昨日今日と、小雨が降っていますが、
涼しいというよりは、蒸し暑いですね。
天気予報によると、そろそろ梅雨に入るとか。
例年より、梅雨が早いように思いますね。
気候も不順すので、皆様、お体にお気をつけてください。
さて、今日の「栞の会」のご報告です。
紹介者:Nさん
「浅田ワールド」という言葉は聞いていましたが、初めて読む著者です。
著者は、この本に「父に捧ぐ」と献辞を入れたかったとあとがきで書いていますが、
亡くなる寸前に、吉川英治文学賞の新人賞受賞の知らせとともに
お父様の足跡を小説に編んだこの本をお見せすることができたそうです。
物語は、「地下鉄」を介して過去と現在が交差し、
しかもその過去も一定の時点ではなく、
重層的に重なるために、頭の切替えを目まぐるしく要求する本でした。
最後に、職場の同僚で不倫相手でもあり、
父親の足跡を一緒に辿ってきた「みちこ」までが夢の中の人物であったと
明かされるに及んで、浅田ワールドに目がくらんだというか、
ぶっ飛んだような気分となりました。
奇抜な形式で書かれた氏とお父様の私小説?だと思います。
紹介者:Nさん
感動しました。

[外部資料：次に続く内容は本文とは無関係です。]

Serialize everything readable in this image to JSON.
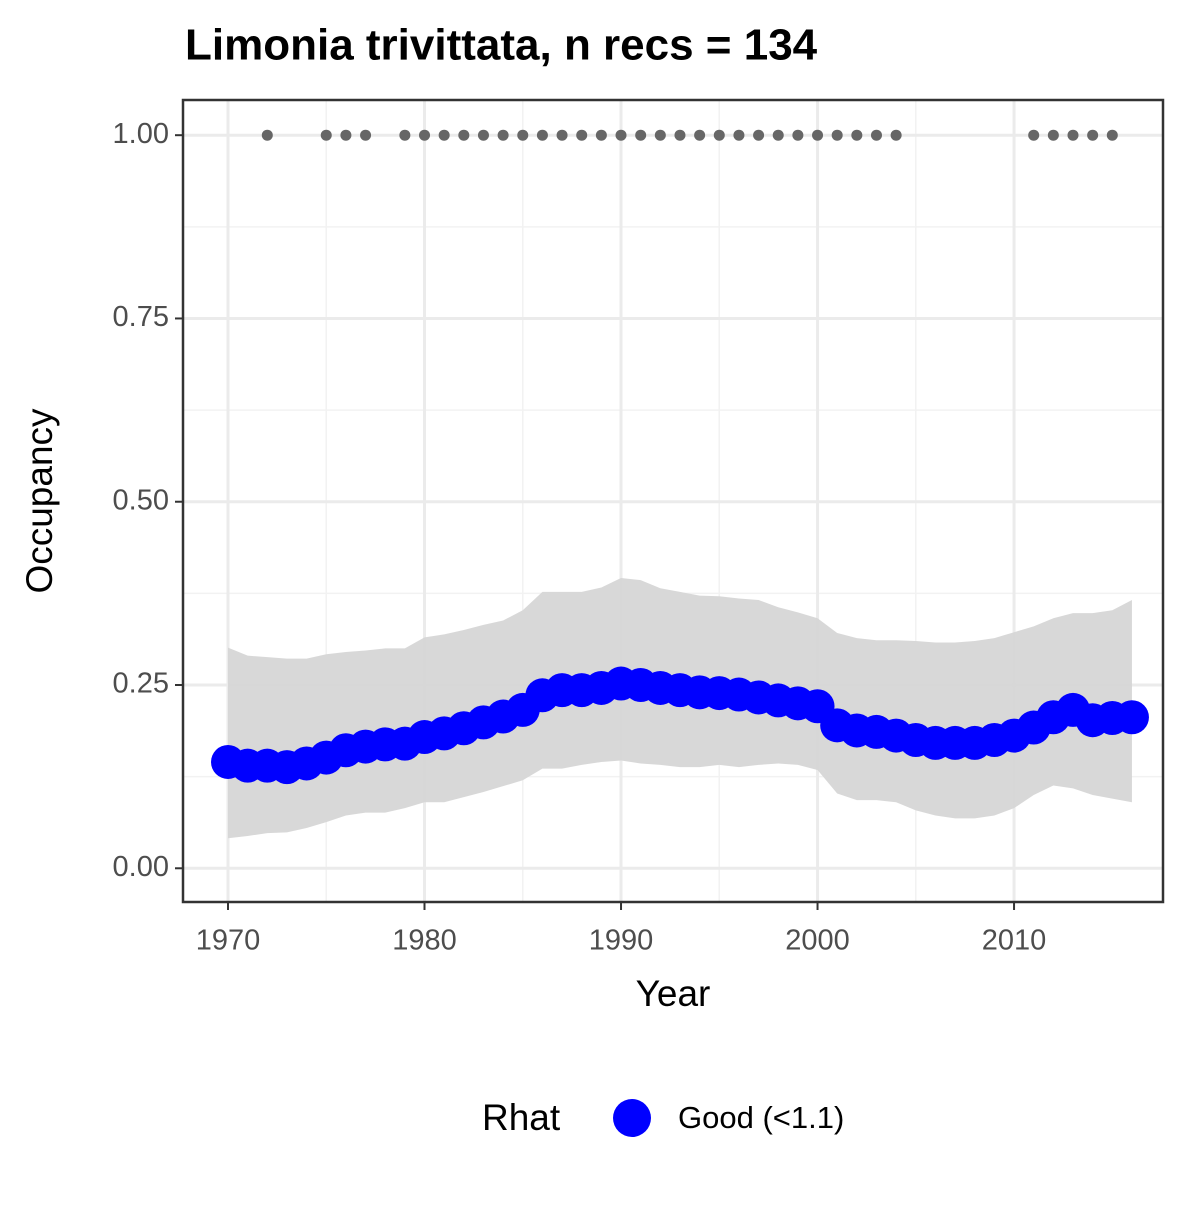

手元に置いておきたい本だと思いました。
ジャポニスムがヨーロッパに旋風を巻き起こした19世紀末。
浮世絵など日本の美術品を扱う美術商、
林忠正(彼は実在の人物)のもとで働くために
パリに渡った加納重吉という架空の人物を登場させ、
彼らとゴッホ兄弟との交流を通して
ゴッホの画家としての軌跡をたどった小説だと思います。
病を治すため、アルル、サン・レミ・ド・プロヴァンスなどに
居を移しながら絵を描き続けたゴッホ。
彼は本当は何を描きたかったのか?
著者は、独自性を出すために(?)
この物語でこのような問いを設定したように見えます。
そして、それは最初パリに出てきたときに浮浪者の格好をしていたためか、
役人から描くことを制された、パリ市民が「たゆたえども沈まず」と
愛してきた「セーヌ川」だったのではないか?
ゴッホはついにセーヌ川を描くことはかなわなかったが、
彼の描いた「星月夜」の空がまさに彼のセーヌ川だったと著者は結論づけています。
林忠正よ、本作で描かれたように本当にゴッホの才能を高く買っていたのなら、
作中で、彼の才能を率先して喧伝し、
絵の一つも高値で買ってやればよかったではないか?
なぜ次の時代の評価を俟つとしたのか?
作者の物語の展開ぶりを恨みに思った私でした。
紹介者:Nさん
京都の老舗骨董店「蔵」の素晴らしい鑑識眼を持つ御曹司、
イケメンで背が高く、色白(男性の誉め言葉?)、
心優しく、頭脳明晰な京都の大学院生がこの物語の主人公。
でもそれだけではつまらない、イケズで腹黒なところもある、
そんな彼が、店のアルバイトとして働くことになった、
埼玉から引っ越して来た高校生の葵ちゃんに、
京都のすべて(名所・名物・芸術、古典文学から道案内まで)を
ちょっとしたミステリーを交えながら案内します。
でもそれだけではないのです。
著者の幅広い興味は京都を超え、色々な分野に羽ばたくのです。
私も、葵ちゃんと同じホームズ塾の門下生となりました。
「知る」って面白いです。
もっとも、私は、葵ちゃんと違い、すぐ忘れるんですけど。
著者は1951年、群馬県生まれ。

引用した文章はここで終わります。